Argentina seeks billions from HSBC over taxes
The head of Argentina's tax authority demanded Monday that HSBC bring back $3.5 billion (€3.2 billion) in assets claiming the Swiss branch of the London-based bank helped Argentinian clients move offshore to dodge tax.
Ricardo Echegaray said he expected HSBC "to redress the grievances caused to the finances of Argentina" by allegations revealed in the SwissLeaks scandal.
He was speaking at Argentina's embassy in London shortly before HSBC's chief executive Stuart Gulliver appeared in front of a committee of British lawmakers to give evidence about the controversy.
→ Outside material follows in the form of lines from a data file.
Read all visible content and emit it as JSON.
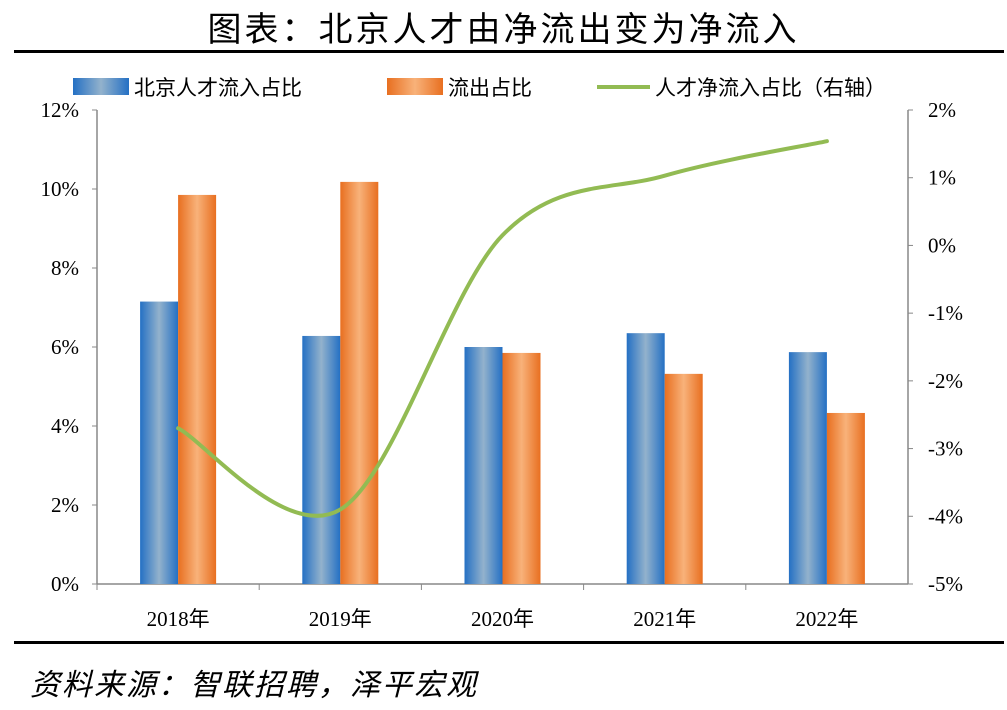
{
  "title": "图表：北京人才由净流出变为净流入",
  "source": "资料来源：智联招聘，泽平宏观",
  "colors": {
    "inflow": "#2E75C6",
    "outflow": "#ED7D31",
    "net": "#92BB53"
  },
  "chart_data": {
    "type": "bar+line",
    "categories": [
      "2018年",
      "2019年",
      "2020年",
      "2021年",
      "2022年"
    ],
    "series": [
      {
        "name": "北京人才流入占比",
        "type": "bar",
        "axis": "left",
        "values": [
          7.15,
          6.28,
          6.0,
          6.35,
          5.87
        ]
      },
      {
        "name": "流出占比",
        "type": "bar",
        "axis": "left",
        "values": [
          9.85,
          10.18,
          5.85,
          5.32,
          4.33
        ]
      },
      {
        "name": "人才净流入占比（右轴）",
        "type": "line",
        "axis": "right",
        "values": [
          -2.7,
          -3.9,
          0.15,
          1.03,
          1.54
        ]
      }
    ],
    "left_axis": {
      "ylim": [
        0,
        12
      ],
      "ticks": [
        "0%",
        "2%",
        "4%",
        "6%",
        "8%",
        "10%",
        "12%"
      ]
    },
    "right_axis": {
      "ylim": [
        -5,
        2
      ],
      "ticks": [
        "-5%",
        "-4%",
        "-3%",
        "-2%",
        "-1%",
        "0%",
        "1%",
        "2%"
      ]
    },
    "legend": "top",
    "grid": false
  }
}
In November, Argentina's tax agency, AFIP, charged HSBC with helping 4,040 Argentines avoid paying taxes by stashing money in secret Swiss accounts on their behalf.
"We would like to know firstly if HSBC Holdings PLC supported the behaviour of the Argentine branch and secondly, we expect the repatriation of funds by HSBC Holdings PLC that, to our knowledge, amount to $3.5 billion," Echegaray said.
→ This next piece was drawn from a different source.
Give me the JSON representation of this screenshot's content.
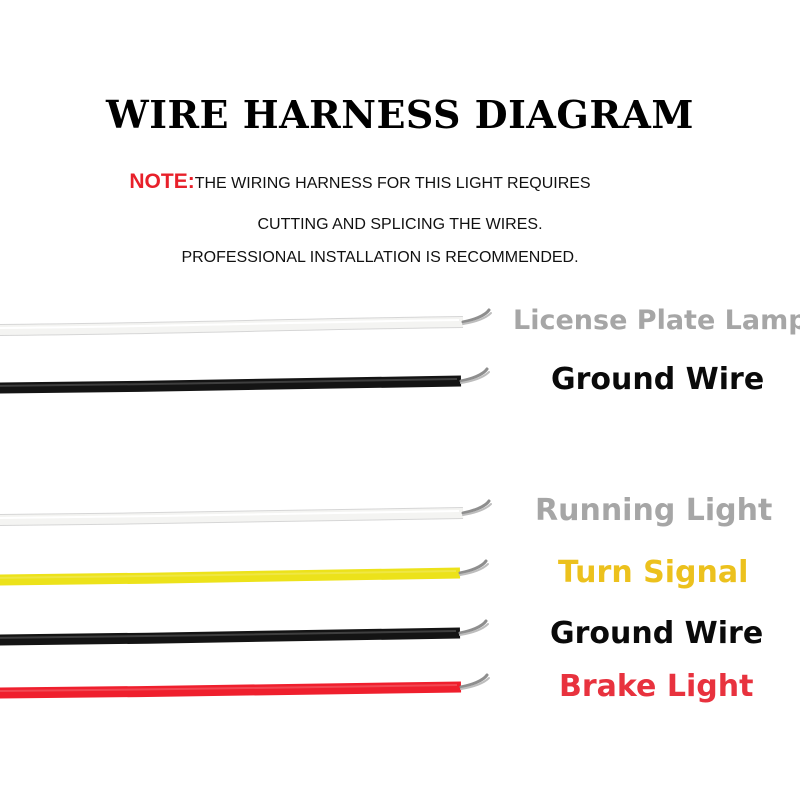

The SwissLeaks scandal broke earlier this year after documents stolen from HSBC in 2007 by a disgruntled bank employee, Hervé Falciani, and handed to the French authorities were published in the media.
The cache was used to support claims that HSBC's Swiss private banking arm helped clients in more than 200 countries evade taxes on accounts containing $119 billion.
Argentina's economy has slowed in the past year, shrinking 0.8 percent in the last four months of 2014.